It's all my fault (Ashton Irwin)

It's all my fault. It's all my fault that my mom died when I was nine. It's all my fault that my dad abuses me. It's my fault that nobody like me at school. It's my fault everyone wants me dead. The only good thing that I have in my life is my brother Sam. Or so I thought was the only good thing. Hi. My name is Jay and I'm going to tell you why it's all my fault.


6. Dark nights

Jay's POV:


It's been a week since me and Sam trashed the house. Ever since that my beatings have only gotten worse. More scars and more bruises. I'm all covered in them. I can't even wear shorts otherwise they will show. So that's why I always wear black skinny jeans. Sometimes I wear ripped ones but not often. I wear short sleeve stuff since the scars aren't bad on my arms. Mostly my legs. But a lot of bruises cover my arms. 

I can barely sleep now. I cry myself to sleep if I have to. I always thought about my mom. And how we were all so happy. I really miss those times.I try not to think about that stuff to much because it just makes it worse. 

Recently I have been thinking about killing myself. I know Sam, Alina, Bethany, and Kyle would miss me but those are the only people who really care about me. Not even my dad wouldn't care if I died. 

For some reason I can't even cry myself to sleep tonight. I don't know why but that always works. But this time it doesn't. I lay away in my cold dark room. All I could think about was what if I wasn't here. Would the band go on? Would Sam be ok with just my dad? 

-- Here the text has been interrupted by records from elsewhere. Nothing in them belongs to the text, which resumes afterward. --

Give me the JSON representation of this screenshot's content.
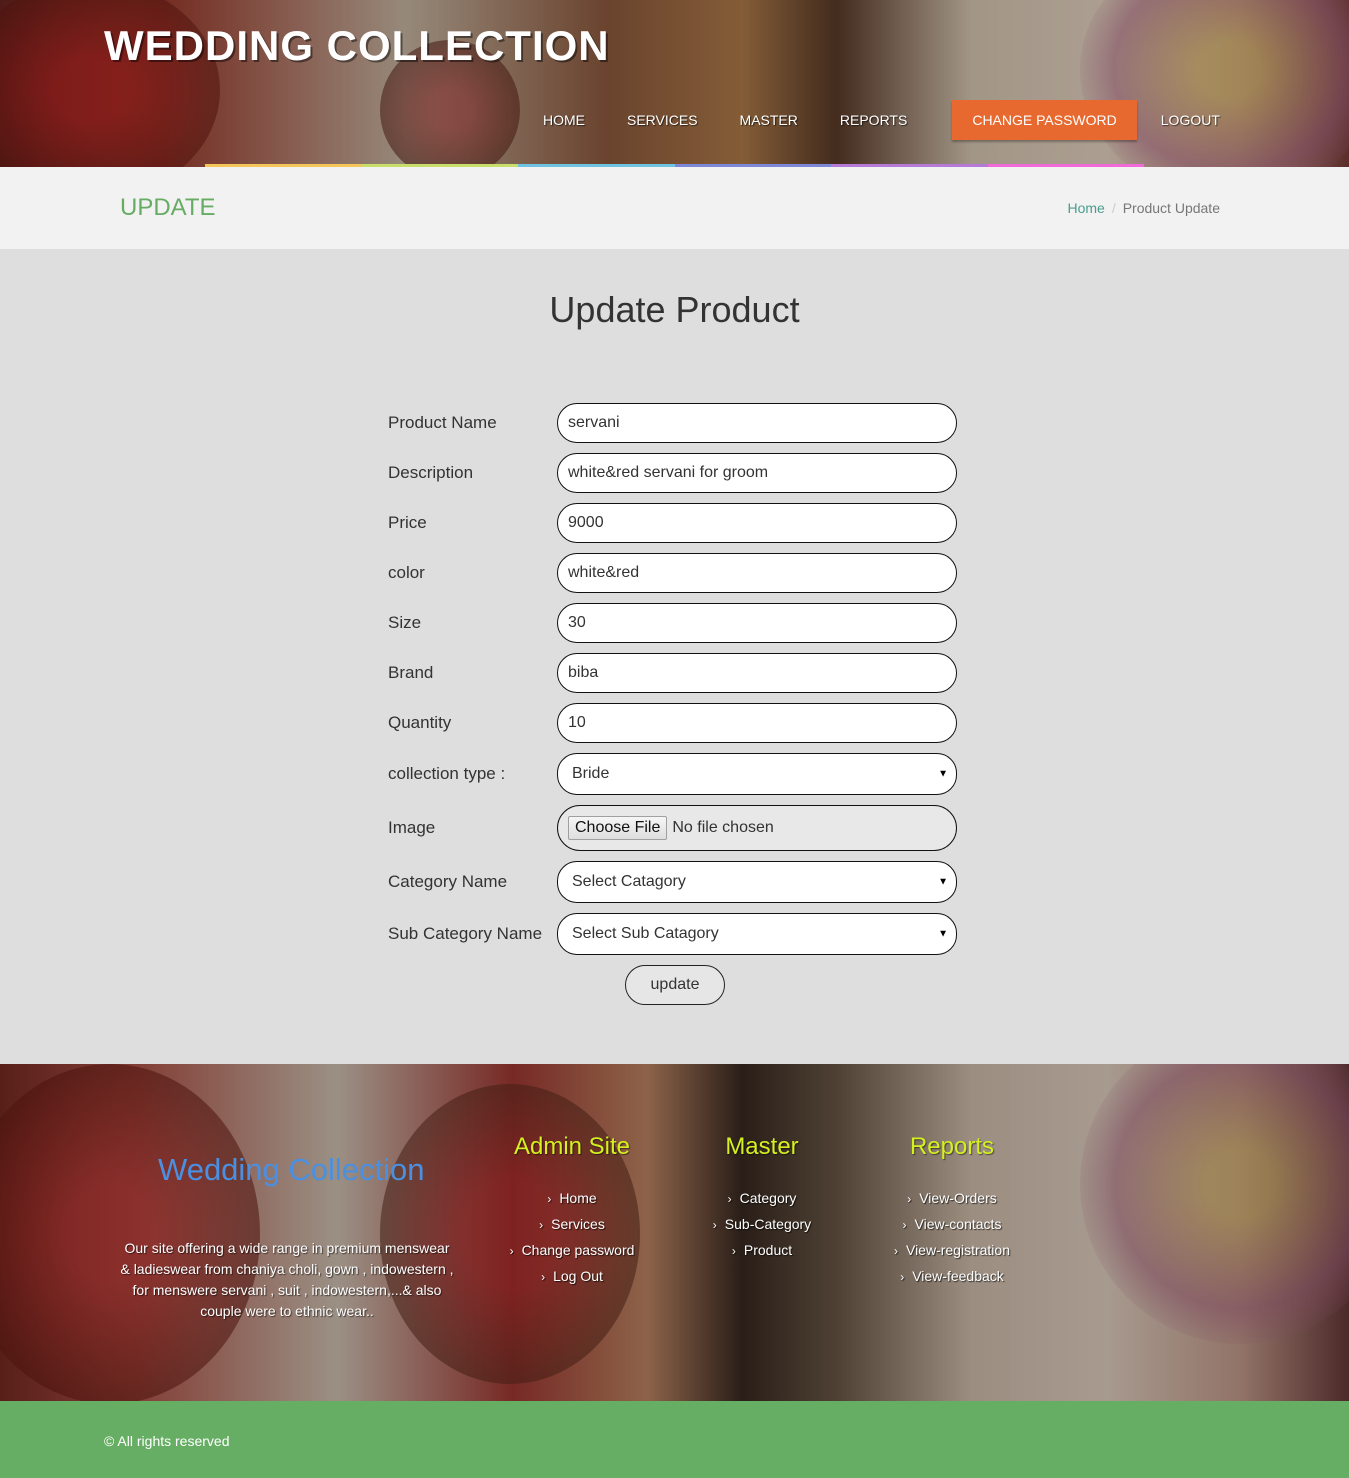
{
  "header": {
    "logo": "WEDDING COLLECTION",
    "nav": [
      "HOME",
      "SERVICES",
      "MASTER",
      "REPORTS",
      "CHANGE PASSWORD",
      "LOGOUT"
    ],
    "active_nav": "CHANGE PASSWORD",
    "colorbar": [
      "#f4c65a",
      "#c7de6a",
      "#6ec3e0",
      "#7c87d8",
      "#b57ad8",
      "#f06ad8"
    ]
  },
  "page": {
    "title": "UPDATE",
    "breadcrumb": {
      "home": "Home",
      "current": "Product Update"
    }
  },
  "form": {
    "heading": "Update Product",
    "fields": [
      {
        "label": "Product Name",
        "value": "servani"
      },
      {
        "label": "Description",
        "value": "white&red servani for groom"
      },
      {
        "label": "Price",
        "value": "9000"
      },
      {
        "label": "color",
        "value": "white&red"
      },
      {
        "label": "Size",
        "value": "30"
      },
      {
        "label": "Brand",
        "value": "biba"
      },
      {
        "label": "Quantity",
        "value": "10"
      }
    ],
    "collection_type": {
      "label": "collection type :",
      "value": "Bride"
    },
    "image": {
      "label": "Image",
      "button": "Choose File",
      "status": "No file chosen"
    },
    "category": {
      "label": "Category Name",
      "value": "Select Catagory"
    },
    "subcategory": {
      "label": "Sub Category Name",
      "value": "Select Sub Catagory"
    },
    "submit": "update"
  },
  "footer": {
    "brand": "Wedding Collection",
    "about": "Our site offering a wide range in premium menswear & ladieswear from chaniya choli, gown , indowestern , for menswere servani , suit , indowestern,...& also couple were to ethnic wear..",
    "admin": {
      "title": "Admin Site",
      "links": [
        "Home",
        "Services",
        "Change password",
        "Log Out"
      ]
    },
    "master": {
      "title": "Master",
      "links": [
        "Category",
        "Sub-Category",
        "Product"
      ]
    },
    "reports": {
      "title": "Reports",
      "links": [
        "View-Orders",
        "View-contacts",
        "View-registration",
        "View-feedback"
      ]
    },
    "copyright": "© All rights reserved"
  }
}
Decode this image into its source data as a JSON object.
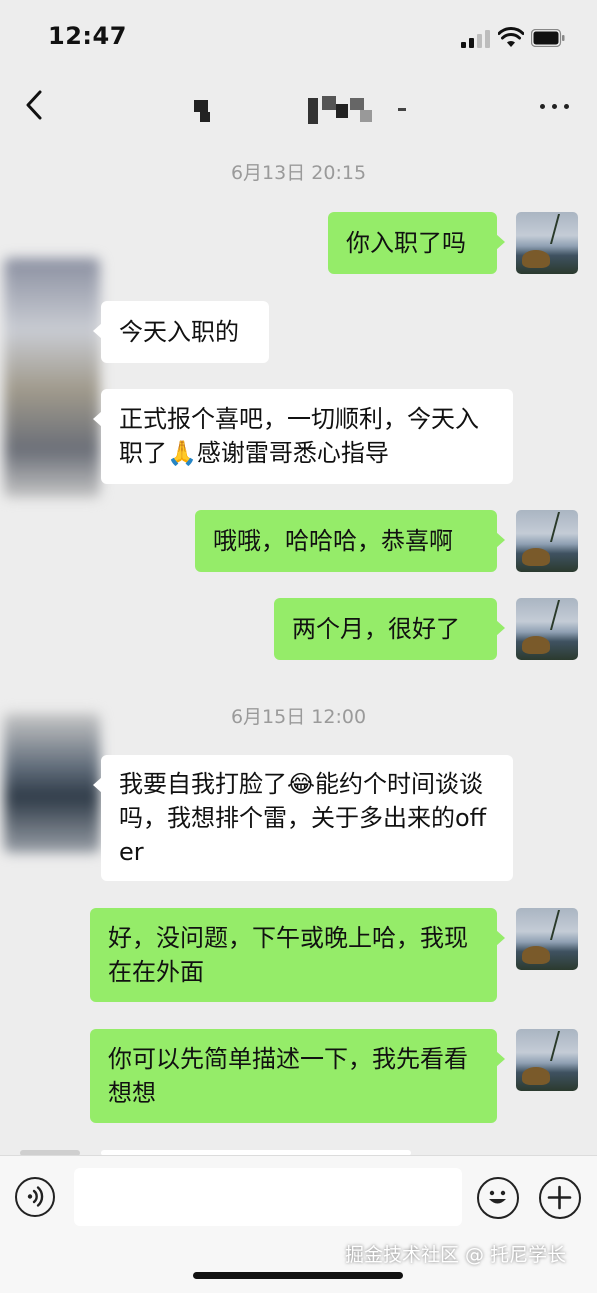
{
  "status_bar": {
    "time": "12:47"
  },
  "nav": {
    "title_redacted": true
  },
  "messages": [
    {
      "type": "timestamp",
      "text": "6月13日 20:15"
    },
    {
      "type": "message",
      "sender": "me",
      "text": "你入职了吗"
    },
    {
      "type": "message",
      "sender": "other",
      "text": "今天入职的"
    },
    {
      "type": "message",
      "sender": "other",
      "text": "正式报个喜吧，一切顺利，今天入职了🙏感谢雷哥悉心指导"
    },
    {
      "type": "message",
      "sender": "me",
      "text": "哦哦，哈哈哈，恭喜啊"
    },
    {
      "type": "message",
      "sender": "me",
      "text": "两个月，很好了"
    },
    {
      "type": "timestamp",
      "text": "6月15日 12:00"
    },
    {
      "type": "message",
      "sender": "other",
      "text": "我要自我打脸了😂能约个时间谈谈吗，我想排个雷，关于多出来的offer"
    },
    {
      "type": "message",
      "sender": "me",
      "text": "好，没问题，下午或晚上哈，我现在在外面"
    },
    {
      "type": "message",
      "sender": "me",
      "text": "你可以先简单描述一下，我先看看想想"
    }
  ],
  "input_bar": {
    "placeholder": "",
    "icons": [
      "voice-icon",
      "emoji-icon",
      "plus-icon"
    ]
  },
  "watermark": "掘金技术社区 @ 托尼学长",
  "icons": {
    "back": "chevron-left-icon",
    "more": "more-dots-icon",
    "signal": "cellular-signal-icon",
    "wifi": "wifi-icon",
    "battery": "battery-icon"
  },
  "colors": {
    "background": "#ededed",
    "outgoing_bubble": "#95ec69",
    "incoming_bubble": "#ffffff",
    "timestamp_text": "#9a9a9a"
  }
}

I walks to the bathroom and I get out a blade that I hid a while ago. Yes, I have cut myself in the past but Sam doesn't know about it. He just thinks they were the scars my dad gave me. "Its been a while." I whisper to the blade as if it were a person. I take it in my hand and look at an empty spot on my upper arm. Mostly because I don't want anyone staring at my wrists. And so there I began to slice away. It wasn't that deep but I for sure made a scar. I get a paper towel to clean up the blood. Now that I have done that I feel like I can sleep. Huh.